Günler geçiyor, çocuklar ve masum siviller ölüyor. Özgür Filistin için daha ne olması gerekiyor.

Filistinin işgalden kurtulması için kaç kişinin daha şehit edilmesi gerekiyor.

Her sene olduğu gibi İsrail yine kendinden bekleneni yaptı ve kadir gecesinde kutsal mabetlerimizden olan Mescidi Aksa ya, orada namaz kılan Müslümanlara saldırılarını yeniledi.

Özgür Filistin ve Fil Vakası
Özgür Filistin ve Fil Vakası

Bir devlet düşünün ki kutsal kitabındaki ilk emri yaşat olurken, öldürmekten geri durmasın.

Ortadoğu’da önümüzdeki süreçte birçok taşın yerinden oynayacağını değerlendirmek, sanıyorum yersiz bir tespit olmayacaktır ki, bu işin analizini konunun uzmanları halihazırda yapmaktadır.

Tek ve nihai hedefi Arzu Mevut olan İsrail devletinin geçmişi hakkında birçok kaynaktan bilgi edinmek elbette mümkündür.

Ancak ben bugün eski tarihlere uzanarak, Özgür Filistin e geçmişte gücü elinde bulunduran iktidar sahibinin yaşadıklarından ders alarak bakmaya çalışacağım.(*)

537 yılında idareyi ele geçiren ve mutaassıp bir Hristiyan olan Habeş Krallığı’nın müstakil Yemen valisi Ebrehe Hıristiyanlığı yaymak için bölgede yoğun çalışmalara başladı.

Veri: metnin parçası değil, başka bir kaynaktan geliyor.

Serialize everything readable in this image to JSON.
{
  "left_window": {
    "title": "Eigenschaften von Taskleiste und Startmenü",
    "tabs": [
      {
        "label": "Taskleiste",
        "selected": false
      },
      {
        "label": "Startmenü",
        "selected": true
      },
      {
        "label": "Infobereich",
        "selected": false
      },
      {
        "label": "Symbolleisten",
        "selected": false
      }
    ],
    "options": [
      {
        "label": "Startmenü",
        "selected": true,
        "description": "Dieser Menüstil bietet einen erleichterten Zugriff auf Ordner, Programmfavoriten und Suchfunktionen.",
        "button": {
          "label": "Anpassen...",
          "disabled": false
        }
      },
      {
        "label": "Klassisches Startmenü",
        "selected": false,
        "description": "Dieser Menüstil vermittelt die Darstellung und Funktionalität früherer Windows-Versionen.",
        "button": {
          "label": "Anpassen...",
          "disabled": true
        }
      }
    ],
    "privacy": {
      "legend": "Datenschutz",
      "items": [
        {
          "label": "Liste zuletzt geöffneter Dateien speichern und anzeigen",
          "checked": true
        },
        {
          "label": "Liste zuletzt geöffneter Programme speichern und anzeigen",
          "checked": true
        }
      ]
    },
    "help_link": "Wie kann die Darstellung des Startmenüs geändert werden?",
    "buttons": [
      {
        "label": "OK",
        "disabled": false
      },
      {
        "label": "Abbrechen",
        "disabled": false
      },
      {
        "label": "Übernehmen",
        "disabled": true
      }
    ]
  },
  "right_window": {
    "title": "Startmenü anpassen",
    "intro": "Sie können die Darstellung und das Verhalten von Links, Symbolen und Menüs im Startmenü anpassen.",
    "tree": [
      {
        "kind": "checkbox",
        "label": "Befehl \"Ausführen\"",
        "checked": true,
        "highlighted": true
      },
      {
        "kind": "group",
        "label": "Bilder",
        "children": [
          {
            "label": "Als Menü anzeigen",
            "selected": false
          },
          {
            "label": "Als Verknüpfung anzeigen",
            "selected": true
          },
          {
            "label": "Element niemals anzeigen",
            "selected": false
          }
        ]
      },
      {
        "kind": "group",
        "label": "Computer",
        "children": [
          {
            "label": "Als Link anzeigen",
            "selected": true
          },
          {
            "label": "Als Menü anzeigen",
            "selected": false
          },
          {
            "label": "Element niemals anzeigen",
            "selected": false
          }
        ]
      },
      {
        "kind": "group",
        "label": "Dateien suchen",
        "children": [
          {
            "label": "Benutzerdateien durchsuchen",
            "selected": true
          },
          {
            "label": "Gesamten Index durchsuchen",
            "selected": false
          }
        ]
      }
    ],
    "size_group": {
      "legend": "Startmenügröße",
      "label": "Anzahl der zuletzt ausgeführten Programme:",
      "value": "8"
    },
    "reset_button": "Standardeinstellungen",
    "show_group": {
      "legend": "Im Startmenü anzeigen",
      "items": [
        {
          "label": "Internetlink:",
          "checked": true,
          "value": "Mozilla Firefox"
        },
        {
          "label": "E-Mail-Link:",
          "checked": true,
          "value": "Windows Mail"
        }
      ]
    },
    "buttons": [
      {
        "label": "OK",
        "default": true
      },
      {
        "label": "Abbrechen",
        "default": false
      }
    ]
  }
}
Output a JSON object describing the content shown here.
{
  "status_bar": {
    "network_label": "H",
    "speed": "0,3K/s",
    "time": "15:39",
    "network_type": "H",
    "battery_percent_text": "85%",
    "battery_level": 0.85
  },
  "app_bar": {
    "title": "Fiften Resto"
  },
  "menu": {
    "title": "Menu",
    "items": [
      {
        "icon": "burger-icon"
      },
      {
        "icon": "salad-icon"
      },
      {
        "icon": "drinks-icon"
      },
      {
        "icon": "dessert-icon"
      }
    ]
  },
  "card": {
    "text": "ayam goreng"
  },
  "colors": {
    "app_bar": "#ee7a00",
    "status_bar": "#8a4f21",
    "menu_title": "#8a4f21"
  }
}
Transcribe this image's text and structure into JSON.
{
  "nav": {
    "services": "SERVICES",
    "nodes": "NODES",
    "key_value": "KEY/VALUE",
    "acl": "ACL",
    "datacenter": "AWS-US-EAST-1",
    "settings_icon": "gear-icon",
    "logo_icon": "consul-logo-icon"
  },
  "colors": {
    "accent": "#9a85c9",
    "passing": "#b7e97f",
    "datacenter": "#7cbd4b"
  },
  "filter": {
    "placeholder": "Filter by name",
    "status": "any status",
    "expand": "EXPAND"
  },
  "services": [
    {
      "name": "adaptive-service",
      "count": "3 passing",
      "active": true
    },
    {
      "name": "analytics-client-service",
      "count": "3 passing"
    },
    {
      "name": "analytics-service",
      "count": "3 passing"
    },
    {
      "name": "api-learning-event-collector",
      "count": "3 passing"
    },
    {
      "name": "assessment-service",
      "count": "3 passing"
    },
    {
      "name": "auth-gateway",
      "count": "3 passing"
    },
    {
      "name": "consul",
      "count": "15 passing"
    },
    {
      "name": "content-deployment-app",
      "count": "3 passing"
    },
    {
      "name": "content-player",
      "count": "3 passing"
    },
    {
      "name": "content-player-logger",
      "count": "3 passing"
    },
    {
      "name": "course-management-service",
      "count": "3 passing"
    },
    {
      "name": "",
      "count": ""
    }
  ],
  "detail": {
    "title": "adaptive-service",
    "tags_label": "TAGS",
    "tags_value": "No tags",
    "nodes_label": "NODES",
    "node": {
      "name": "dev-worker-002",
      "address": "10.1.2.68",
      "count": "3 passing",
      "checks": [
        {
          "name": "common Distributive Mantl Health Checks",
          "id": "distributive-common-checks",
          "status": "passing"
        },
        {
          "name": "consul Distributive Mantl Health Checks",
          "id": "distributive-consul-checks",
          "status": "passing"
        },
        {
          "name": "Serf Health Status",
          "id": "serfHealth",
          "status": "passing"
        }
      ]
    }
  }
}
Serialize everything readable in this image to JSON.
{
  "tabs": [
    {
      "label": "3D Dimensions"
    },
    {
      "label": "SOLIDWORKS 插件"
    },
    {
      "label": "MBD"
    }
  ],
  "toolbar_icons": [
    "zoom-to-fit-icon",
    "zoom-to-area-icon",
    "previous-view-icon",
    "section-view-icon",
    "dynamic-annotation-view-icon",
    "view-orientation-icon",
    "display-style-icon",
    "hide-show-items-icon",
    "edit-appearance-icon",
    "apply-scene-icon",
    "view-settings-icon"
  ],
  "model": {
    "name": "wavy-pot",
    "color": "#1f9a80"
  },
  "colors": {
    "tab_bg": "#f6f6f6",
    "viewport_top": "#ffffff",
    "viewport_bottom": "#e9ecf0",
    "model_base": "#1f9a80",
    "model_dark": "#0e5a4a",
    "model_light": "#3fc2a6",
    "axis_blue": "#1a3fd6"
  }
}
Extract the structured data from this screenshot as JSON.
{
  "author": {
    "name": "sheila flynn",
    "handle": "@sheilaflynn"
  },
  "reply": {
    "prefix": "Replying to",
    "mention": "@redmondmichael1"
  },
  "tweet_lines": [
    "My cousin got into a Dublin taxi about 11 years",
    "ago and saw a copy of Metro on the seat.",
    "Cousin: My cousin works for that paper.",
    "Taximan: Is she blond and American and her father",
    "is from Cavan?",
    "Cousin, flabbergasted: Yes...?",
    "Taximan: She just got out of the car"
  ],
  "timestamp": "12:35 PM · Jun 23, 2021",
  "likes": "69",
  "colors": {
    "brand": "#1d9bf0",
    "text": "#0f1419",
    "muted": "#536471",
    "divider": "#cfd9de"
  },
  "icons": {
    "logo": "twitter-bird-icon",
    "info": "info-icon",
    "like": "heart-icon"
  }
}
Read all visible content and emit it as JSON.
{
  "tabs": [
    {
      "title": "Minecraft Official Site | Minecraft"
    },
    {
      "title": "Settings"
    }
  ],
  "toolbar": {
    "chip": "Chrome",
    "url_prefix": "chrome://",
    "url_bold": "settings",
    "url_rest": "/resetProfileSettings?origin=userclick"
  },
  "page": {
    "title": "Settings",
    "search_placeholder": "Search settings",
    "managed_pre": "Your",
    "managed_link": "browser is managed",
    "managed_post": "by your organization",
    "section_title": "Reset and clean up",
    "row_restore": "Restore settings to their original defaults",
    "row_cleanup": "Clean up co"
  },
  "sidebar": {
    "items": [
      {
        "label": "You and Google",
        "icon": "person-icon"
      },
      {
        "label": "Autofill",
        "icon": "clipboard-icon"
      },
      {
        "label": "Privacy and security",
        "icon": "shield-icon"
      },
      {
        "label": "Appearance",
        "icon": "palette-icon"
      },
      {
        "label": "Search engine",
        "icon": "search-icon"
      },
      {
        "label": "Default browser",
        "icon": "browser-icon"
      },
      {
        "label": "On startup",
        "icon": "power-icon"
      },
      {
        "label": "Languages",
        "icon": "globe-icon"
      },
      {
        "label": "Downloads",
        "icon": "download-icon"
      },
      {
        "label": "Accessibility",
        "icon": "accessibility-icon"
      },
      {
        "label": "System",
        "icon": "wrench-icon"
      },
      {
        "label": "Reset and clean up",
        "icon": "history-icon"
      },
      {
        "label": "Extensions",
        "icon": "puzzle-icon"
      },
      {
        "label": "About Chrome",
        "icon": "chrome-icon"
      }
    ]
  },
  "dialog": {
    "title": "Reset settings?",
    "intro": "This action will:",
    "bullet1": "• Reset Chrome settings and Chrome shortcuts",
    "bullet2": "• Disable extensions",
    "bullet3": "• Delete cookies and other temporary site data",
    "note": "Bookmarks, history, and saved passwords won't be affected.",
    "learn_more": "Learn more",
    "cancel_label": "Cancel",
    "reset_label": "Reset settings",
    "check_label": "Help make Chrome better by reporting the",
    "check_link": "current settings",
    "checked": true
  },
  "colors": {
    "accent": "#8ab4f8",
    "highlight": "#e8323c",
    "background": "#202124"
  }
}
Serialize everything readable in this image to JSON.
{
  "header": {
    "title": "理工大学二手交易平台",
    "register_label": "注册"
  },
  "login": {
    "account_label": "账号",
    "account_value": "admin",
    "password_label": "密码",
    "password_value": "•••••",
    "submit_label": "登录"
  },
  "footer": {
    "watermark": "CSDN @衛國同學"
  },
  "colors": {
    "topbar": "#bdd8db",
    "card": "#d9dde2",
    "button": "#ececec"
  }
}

Araplar’ın Kâbe’yi ziyaret için Mekke’ye gittiklerini görünce bu binanın hangi malzemeden yapıldığını ve örtüsünü sordu; taştan olduğunu ve örtüsünün farklı yerlerden geldiğini öğrenince de, “Mesîh’e yemin ederim ki ondan daha hayırlısını yaptıracağım” diyerek büyük bir katedral inşa ettirdi ve tezyinatı için Bizans’tan mermer ve mozaik ustaları getirtti.

İnşaatın tamamlanmasından sonra Ebrehe çeşitli bölgelere propagandacılar göndererek mâbedi ziyaret etmeleri için halkı San‘a’ya çağırdı.

Fakat bu kilisenin, Hz. İbrâhim’den beri kutsal saydıkları Kâbe’nin yerine geçirilmek istenmesini hazmedemeyen Kinâne kabilesine mensup bir Arap San‘a’ya giderek kiliseye pisledi.

Bu saygısızlığa öfkelenen Ebrehe de bütün Kinânîler’in gelip kiliseyi tavaf etmelerini istedi; ancak onlar isteğini reddettikleri gibi gönderdiği elçiyi de öldürdüler.

Bunun üzerine Ebrehe, Hıristiyanlığın yayılmasına Kâbe’nin engel teşkil ettiği sonucuna vararak onu yıkmaya karar verip içinde Mahmûd adlı filin de bulunduğu büyük bir ordu ile Mekke üzerine yürüdü.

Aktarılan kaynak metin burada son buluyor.